Opinion
16601 302414/09 83721/10 84096/11
01-12-2016
Arnold E. DiJoseph, P.C., New York (Arnold E. DiJoseph, III of counsel), for appellant. Office of David M. Santoro, New York (Stephen T. Brewi of counsel), for Consolidated Edison Company of New York, Inc., sued herein as Con Edison, Inc., respondent. Law Office of James J. Toomey, New York (Evy Kazansky of counsel), for Hallen Construction Co., Inc., respondent. Pillinger, Miller, Tarallo, LLP, Elmsford (Michael Neri of counsel), for New York Paving, Inc., respondent.
Arnold E. DiJoseph, P.C., New York (Arnold E. DiJoseph, III of counsel), for appellant.
Office of David M. Santoro, New York (Stephen T. Brewi of counsel), for Consolidated Edison Company of New York, Inc., sued herein as Con Edison, Inc., respondent.
Law Office of James J. Toomey, New York (Evy Kazansky of counsel), for Hallen Construction Co., Inc., respondent.
Pillinger, Miller, Tarallo, LLP, Elmsford (Michael Neri of counsel), for New York Paving, Inc., respondent.
Opinion
Order, Supreme Court, Bronx County (Mark Friedlander, J.), entered August 13, 2014, which, to the extent appealed from as limited by the briefs, granted the motions of defendants Hallen Construction Company, Inc. and Consolidated Edison Company of New York, Inc., sued herein as Con Edison, Inc., for summary judgment dismissing the complaint as against them, unanimously affirmed, without costs.

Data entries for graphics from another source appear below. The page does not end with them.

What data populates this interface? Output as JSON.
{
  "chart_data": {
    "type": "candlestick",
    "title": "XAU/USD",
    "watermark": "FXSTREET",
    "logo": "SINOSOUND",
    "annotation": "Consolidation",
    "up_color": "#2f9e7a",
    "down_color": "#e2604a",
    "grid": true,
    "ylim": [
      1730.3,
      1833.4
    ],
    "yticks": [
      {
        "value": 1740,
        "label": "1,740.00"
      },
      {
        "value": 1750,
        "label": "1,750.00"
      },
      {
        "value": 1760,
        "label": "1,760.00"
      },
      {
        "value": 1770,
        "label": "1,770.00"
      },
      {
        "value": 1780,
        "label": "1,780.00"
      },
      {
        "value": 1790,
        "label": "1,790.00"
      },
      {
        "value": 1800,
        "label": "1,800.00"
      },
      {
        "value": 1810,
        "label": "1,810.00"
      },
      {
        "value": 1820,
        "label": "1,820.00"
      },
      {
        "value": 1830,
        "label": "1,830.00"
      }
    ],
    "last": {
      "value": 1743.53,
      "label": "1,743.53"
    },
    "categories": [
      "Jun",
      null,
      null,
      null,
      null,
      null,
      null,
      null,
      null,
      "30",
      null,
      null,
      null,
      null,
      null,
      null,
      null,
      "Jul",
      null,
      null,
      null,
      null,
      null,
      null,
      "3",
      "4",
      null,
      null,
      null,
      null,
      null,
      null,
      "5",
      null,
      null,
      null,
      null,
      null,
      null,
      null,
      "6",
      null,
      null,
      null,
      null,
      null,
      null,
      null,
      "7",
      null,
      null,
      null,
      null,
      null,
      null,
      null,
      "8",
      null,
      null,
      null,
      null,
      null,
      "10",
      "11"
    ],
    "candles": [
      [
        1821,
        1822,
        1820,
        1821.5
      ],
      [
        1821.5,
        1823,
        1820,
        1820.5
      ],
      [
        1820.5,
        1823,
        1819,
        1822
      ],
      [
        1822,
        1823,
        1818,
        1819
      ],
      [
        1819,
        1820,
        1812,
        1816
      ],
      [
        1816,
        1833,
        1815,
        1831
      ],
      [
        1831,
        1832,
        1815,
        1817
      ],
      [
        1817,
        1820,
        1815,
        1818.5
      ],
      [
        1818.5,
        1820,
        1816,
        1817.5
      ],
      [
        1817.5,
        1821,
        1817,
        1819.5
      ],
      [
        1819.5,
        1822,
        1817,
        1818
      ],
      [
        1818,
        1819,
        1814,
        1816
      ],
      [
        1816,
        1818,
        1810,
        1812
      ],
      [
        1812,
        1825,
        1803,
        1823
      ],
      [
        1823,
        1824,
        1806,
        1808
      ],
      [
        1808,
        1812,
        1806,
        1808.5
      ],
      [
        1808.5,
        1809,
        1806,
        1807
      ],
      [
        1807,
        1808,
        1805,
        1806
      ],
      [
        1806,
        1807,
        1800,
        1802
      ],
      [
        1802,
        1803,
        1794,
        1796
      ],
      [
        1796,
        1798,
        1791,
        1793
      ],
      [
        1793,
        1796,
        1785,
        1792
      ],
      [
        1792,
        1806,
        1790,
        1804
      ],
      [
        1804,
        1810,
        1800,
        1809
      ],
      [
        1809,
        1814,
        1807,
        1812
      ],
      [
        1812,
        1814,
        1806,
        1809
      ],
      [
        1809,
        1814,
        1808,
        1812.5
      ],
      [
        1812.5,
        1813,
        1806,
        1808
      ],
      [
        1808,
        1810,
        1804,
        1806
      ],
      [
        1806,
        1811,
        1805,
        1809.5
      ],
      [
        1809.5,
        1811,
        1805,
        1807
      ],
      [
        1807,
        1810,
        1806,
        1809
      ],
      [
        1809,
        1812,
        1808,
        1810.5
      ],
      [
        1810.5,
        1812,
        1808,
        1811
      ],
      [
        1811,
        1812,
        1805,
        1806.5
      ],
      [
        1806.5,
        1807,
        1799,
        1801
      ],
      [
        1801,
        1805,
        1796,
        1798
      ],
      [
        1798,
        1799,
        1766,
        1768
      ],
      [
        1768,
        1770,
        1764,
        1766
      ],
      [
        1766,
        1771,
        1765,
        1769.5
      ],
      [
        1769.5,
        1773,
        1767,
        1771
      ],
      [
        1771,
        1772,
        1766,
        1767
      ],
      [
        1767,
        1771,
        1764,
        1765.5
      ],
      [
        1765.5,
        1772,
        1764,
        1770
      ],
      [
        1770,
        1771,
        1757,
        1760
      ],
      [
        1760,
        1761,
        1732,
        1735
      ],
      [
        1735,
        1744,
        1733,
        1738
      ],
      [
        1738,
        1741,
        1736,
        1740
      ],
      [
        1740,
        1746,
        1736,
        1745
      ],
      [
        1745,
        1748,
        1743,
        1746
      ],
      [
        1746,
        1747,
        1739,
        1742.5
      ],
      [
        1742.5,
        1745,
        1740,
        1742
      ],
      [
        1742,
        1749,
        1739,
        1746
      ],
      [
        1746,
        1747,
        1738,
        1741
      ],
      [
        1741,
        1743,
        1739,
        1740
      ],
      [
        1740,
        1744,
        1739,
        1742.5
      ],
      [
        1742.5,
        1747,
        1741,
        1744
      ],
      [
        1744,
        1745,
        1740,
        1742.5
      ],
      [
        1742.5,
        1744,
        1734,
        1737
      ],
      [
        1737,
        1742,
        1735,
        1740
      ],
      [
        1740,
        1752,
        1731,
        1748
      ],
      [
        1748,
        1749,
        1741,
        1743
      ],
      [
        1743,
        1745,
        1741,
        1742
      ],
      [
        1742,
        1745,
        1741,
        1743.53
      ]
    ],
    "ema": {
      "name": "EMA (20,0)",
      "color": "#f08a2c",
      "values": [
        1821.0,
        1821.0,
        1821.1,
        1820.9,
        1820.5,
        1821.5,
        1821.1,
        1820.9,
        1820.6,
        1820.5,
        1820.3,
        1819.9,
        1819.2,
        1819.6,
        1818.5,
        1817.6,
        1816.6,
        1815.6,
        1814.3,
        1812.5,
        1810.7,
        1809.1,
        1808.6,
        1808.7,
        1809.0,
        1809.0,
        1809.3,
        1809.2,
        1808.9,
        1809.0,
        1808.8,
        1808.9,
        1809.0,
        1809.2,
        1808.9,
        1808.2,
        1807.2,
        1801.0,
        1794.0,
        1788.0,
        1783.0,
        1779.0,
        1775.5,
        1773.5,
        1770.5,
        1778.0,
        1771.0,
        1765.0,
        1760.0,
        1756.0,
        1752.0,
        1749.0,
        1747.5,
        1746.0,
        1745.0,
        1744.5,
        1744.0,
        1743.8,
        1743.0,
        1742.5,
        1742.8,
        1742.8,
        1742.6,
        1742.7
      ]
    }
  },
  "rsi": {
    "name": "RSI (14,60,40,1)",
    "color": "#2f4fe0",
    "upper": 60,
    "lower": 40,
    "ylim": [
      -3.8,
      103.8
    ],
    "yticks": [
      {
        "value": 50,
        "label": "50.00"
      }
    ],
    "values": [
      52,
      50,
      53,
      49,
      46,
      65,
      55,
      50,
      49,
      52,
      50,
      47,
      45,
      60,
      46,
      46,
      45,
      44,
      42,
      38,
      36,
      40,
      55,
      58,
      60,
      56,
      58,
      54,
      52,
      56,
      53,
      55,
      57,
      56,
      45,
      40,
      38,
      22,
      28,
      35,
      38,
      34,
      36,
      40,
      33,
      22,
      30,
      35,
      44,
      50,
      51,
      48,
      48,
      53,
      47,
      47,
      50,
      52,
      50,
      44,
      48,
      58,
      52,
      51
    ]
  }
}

By demonstrating that the area where plaintiff fell was outside the area where they and their contractor, fourth-party defendant New York Paving, Inc., performed work, defendants Con Edison and Hallen (defendants) established prima facie that they did not cause or create the defective condition in the sidewalk (see Levine v. City of New York, 101 A.D.3d 419, 956 N.Y.S.2d 5 1st Dept.2012; Jones v. Consolidated Edison Co. of N.Y., Inc., 95 A.D.3d 659, 944 N.Y.S.2d 544 1st Dept.2012 ). In opposition, plaintiff submitted a speculative and conclusory affidavit by a purported licensed engineer. The engineer attributed plaintiff's fall on the raised sidewalk flag to insufficiently filled expansion joints running from the sidewalk flags where defendants performed work to the raised flag 5 ½ feet away, but failed to explain how water in the joints raised the flag 5 ½ feet away but not other flags that were closer to defendants' work and actually abutted the joints. The engineer also failed to explain why he believed that the flag was pushed up by water under it, as opposed to the roots of a nearby tree (see Freimor v. City of New York, 44 A.D.3d 514, 515, 843 N.Y.S.2d 609 1st Dept.2007; Yass v. Deepdale Gardens, 187 A.D.2d 506, 589 N.Y.S.2d 593 2d Dept.1992 ). In any event, plaintiffs had no duty to fill the expansion joints around the subject flag, on which they did not work and which they had not disturbed (see Balsam v. Delma Eng'g Corp., 139 A.D.2d 292, 296–297, 532 N.Y.S.2d 105 1st Dept.1988, lv. dismissed in part, denied in part 73 N.Y.2d 783, 536 N.Y.S.2d 741, 533 N.E.2d 671 1988 ).